Aquí te contamos los 10 secretos que usan los profesionales para mantener las uñas impecables por más tiempo.
1. Prepara bien tus uñas antes de pintar
Una manicura duradera empieza con una buena base. Antes de aplicar esmalte, lava tus manos, seca bien las uñas y retira cualquier residuo de grasa o crema. Puedes pasar un algodón con alcohol o removedor sin acetona para asegurar que la superficie quede limpia.
Tip pro: No sumerjas tus manos en agua antes de esmaltar; el agua expande la uña y hará que el esmalte se despegue al secarse.

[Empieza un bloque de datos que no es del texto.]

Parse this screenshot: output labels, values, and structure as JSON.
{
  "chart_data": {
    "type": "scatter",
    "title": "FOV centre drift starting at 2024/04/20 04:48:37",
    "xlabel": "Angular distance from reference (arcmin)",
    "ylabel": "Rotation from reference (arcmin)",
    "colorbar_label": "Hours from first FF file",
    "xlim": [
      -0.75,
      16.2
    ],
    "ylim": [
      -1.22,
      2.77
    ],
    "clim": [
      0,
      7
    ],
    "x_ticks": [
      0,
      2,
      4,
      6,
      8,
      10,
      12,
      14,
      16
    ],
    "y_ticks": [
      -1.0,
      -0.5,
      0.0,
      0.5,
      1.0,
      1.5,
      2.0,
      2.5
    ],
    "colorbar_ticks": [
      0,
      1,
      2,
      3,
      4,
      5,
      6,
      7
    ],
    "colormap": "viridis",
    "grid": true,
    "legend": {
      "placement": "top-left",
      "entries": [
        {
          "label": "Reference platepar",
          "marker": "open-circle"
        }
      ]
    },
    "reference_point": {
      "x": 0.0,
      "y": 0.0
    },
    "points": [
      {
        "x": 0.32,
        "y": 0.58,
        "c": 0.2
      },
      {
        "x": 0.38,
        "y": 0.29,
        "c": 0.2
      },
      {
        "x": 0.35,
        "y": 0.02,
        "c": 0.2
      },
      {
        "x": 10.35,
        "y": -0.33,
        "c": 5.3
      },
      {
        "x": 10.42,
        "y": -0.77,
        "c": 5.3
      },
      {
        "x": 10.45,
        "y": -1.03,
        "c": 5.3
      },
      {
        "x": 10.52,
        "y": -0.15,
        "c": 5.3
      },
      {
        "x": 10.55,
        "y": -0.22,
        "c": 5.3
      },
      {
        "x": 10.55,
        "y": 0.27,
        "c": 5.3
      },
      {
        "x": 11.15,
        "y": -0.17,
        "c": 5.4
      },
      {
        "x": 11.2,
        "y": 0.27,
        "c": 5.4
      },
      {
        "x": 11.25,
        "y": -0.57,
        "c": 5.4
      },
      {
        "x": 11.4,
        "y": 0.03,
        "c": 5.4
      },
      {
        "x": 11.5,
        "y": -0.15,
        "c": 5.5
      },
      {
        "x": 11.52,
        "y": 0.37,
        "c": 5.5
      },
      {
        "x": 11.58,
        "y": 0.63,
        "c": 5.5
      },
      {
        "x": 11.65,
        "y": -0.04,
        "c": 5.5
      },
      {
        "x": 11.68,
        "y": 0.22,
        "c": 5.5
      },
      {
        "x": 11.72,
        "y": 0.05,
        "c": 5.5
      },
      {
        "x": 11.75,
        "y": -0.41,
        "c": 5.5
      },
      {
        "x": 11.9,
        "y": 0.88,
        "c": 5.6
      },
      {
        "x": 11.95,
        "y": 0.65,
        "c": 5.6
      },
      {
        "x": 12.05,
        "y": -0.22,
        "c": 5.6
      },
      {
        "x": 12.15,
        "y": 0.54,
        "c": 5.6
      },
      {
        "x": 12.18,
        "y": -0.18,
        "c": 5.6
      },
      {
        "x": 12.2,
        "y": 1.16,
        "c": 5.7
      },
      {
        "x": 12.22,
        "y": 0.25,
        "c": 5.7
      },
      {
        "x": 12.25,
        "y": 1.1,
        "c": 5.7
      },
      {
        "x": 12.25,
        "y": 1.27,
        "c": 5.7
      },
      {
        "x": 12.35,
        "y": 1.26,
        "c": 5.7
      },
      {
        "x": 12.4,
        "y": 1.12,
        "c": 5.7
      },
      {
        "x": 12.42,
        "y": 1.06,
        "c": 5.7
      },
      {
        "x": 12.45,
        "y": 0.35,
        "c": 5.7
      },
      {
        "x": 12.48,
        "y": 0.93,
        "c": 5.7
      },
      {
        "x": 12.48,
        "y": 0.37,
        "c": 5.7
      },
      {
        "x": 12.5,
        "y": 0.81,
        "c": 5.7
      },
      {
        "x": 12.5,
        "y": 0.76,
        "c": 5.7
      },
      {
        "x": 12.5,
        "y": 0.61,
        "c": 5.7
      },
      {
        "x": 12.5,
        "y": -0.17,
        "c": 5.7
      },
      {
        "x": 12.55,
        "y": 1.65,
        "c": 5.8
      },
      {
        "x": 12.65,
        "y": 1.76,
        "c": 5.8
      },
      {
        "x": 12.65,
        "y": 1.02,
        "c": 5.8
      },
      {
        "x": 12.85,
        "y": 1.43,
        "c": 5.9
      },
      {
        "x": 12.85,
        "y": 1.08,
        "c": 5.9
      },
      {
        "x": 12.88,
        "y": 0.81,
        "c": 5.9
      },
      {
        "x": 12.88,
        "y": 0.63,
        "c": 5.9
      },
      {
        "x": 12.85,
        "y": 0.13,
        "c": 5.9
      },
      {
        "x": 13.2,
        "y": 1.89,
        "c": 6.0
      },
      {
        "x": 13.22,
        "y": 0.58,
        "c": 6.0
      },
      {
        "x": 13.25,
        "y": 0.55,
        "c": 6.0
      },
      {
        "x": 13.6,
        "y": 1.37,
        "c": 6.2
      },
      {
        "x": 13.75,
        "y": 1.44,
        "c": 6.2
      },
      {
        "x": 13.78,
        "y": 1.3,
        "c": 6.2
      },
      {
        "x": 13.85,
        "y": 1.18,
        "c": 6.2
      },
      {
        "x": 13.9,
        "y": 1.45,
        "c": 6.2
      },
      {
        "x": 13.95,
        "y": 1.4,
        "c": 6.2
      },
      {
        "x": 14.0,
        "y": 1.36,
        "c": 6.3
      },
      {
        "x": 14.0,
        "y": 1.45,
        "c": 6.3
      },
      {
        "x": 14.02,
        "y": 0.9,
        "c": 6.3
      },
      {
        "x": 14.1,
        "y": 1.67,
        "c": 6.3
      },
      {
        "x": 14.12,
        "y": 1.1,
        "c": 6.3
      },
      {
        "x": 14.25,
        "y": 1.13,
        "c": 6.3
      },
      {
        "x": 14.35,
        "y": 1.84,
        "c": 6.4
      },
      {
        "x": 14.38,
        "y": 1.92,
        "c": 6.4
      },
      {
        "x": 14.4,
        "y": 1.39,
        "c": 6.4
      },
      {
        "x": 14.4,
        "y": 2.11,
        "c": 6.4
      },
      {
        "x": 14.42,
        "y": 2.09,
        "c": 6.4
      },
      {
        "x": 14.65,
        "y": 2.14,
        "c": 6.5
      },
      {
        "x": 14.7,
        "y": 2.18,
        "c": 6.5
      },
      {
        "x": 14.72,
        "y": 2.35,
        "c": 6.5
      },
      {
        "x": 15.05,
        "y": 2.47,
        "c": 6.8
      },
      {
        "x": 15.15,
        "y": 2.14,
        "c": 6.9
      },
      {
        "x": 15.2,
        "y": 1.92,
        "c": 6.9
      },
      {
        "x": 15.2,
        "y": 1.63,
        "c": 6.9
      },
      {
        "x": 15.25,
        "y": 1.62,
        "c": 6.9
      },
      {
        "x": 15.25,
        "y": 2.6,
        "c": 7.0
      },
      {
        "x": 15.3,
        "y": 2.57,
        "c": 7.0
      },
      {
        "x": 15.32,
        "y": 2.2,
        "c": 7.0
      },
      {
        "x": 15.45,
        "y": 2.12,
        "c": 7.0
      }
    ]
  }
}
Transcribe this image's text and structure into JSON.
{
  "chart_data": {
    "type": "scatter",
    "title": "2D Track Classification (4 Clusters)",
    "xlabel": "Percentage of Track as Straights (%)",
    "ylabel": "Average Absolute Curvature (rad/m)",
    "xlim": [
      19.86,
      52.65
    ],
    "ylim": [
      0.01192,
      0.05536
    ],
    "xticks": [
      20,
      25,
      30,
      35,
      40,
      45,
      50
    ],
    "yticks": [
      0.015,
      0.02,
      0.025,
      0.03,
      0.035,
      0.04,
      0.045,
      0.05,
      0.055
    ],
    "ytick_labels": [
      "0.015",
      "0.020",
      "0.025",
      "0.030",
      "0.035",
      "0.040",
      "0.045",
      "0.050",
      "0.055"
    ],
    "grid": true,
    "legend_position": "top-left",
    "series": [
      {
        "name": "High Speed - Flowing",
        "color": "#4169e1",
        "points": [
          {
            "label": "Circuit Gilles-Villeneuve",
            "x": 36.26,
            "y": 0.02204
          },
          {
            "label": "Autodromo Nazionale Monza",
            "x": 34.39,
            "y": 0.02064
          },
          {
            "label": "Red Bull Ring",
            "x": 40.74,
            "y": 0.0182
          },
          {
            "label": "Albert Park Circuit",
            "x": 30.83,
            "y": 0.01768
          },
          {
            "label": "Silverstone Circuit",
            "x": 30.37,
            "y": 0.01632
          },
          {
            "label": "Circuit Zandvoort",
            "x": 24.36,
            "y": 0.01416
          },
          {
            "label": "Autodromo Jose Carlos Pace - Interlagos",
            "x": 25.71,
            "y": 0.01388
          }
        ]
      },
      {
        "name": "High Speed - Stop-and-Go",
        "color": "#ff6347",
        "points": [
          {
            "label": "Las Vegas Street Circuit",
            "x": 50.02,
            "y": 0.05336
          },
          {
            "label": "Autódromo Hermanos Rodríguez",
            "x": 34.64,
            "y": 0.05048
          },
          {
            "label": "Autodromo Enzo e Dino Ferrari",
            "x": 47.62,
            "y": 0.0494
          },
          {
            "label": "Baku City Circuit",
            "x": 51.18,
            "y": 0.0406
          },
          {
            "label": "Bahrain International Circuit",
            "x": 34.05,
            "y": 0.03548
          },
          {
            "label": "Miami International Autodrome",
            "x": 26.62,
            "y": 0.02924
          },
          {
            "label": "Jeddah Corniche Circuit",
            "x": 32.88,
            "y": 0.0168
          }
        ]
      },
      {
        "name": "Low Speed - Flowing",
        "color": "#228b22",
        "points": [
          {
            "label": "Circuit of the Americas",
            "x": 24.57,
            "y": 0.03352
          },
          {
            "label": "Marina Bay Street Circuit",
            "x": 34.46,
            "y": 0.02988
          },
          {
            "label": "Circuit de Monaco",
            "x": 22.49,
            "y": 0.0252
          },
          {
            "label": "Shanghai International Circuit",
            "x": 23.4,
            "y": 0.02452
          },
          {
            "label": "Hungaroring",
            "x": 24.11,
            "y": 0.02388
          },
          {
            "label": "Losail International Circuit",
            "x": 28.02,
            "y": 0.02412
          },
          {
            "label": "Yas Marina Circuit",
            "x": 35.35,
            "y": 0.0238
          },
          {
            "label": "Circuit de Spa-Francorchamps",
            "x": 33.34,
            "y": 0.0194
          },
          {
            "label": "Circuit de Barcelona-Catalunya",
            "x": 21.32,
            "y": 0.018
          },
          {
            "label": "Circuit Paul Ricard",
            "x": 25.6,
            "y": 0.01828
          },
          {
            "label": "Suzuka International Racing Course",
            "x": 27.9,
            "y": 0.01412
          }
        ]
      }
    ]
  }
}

2. Usa una base protectora (base coat)
Muchas la omiten, pero es clave. La base crea una capa que ayuda a que el color se adhiera mejor y evita que los pigmentos manchen la uña natural. Elige una base endurecedora o niveladora, según tus necesidades.
Extra: algunas bases con queratina o calcio fortalecen las uñas débiles y prolongan la manicura.
3. Aplica capas finas de esmalte
El error más común es aplicar capas gruesas para “ahorrar tiempo”, pero eso hace que el esmalte se seque mal y se descascare más rápido. Aplica dos capas delgadas, dejando secar 1 o 2 minutos entre cada una. Así logras un acabado uniforme, más resistente y con mejor brillo.
4. Evita secar las uñas con aire frío o ventilador
Aunque parece acelerar el proceso, el aire puede crear burbujas o levantar el esmalte antes de que se fije bien. Lo ideal es dejar secar naturalmente o usar un top coat de secado rápido.
Tip Cosmo: puedes sumergir las uñas en agua con hielo 2 minutos después del esmalte —ayuda a sellarlo sin dañarlo.
5. Usa top coat cada 2 o 3 días
El top coat no solo da brillo, también protege el color del desgaste y las ralladuras. Aplica una capa extra cada pocos días para mantener el acabado intacto y evitar que se opace.
Busca fórmulas “no chip” o con efecto gel si usas esmalte tradicional.
6. Usa guantes al lavar trastes o limpiar
El agua caliente, el jabón y los químicos domésticos son los peores enemigos de una manicura. Usa guantes de goma siempre que laves, talles o limpies.
Dato: el contacto constante con agua debilita la queratina y hace que el esmalte se levante en los bordes.
7. Hidrata tus manos y cutículas todos los días
El secreto de unas uñas bonitas está en el cuidado diario. Aplica aceite para cutículas o crema de manos al menos dos veces al día. La hidratación mantiene la piel suave, evita que las uñas se agrieten y prolonga el aspecto de manicura recién hecha.
Tip pro: hazlo especialmente antes de dormir —el producto se absorbe mejor mientras descansas.
8. No uses tus uñas como herramienta
Abrir latas, despegar stickers o raspar algo con las uñas es una receta para el desastre. Cada golpe o presión innecesaria puede romper o levantar el esmalte, incluso el semipermanente.
Si necesitas hacerlo, usa una llave, un clip o una herramienta, no tus uñas.
9. Evita la exposición prolongada al sol
Los rayos UV pueden afectar el color del esmalte, sobre todo los tonos rojos y oscuros. Si vas a estar al sol o manejas mucho, aplica protector solar también en las manos.
Extra: algunos top coats tienen filtro UV incorporado para evitar el amarillamiento.
10. Retira el esmalte correctamente
Cuando la manicura ya cumplió su ciclo, no arranques el esmalte ni el gel. Esto daña la capa natural de la uña y la deja porosa. Usa removedor sin acetona y discos de algodón. Si tienes gel o semipermanente, envuelve cada uña con algodón y papel aluminio durante 10 minutos, y retira suavemente.
Conclusión
Una manicura duradera no depende solo del esmalte o del salón, sino de los hábitos de cuidado antes y después. Con limpieza, hidratación y un poco de disciplina, tus uñas pueden lucir como recién hechas por más de una semana.
“Las manos hablan de ti: haz que siempre digan algo bonito.”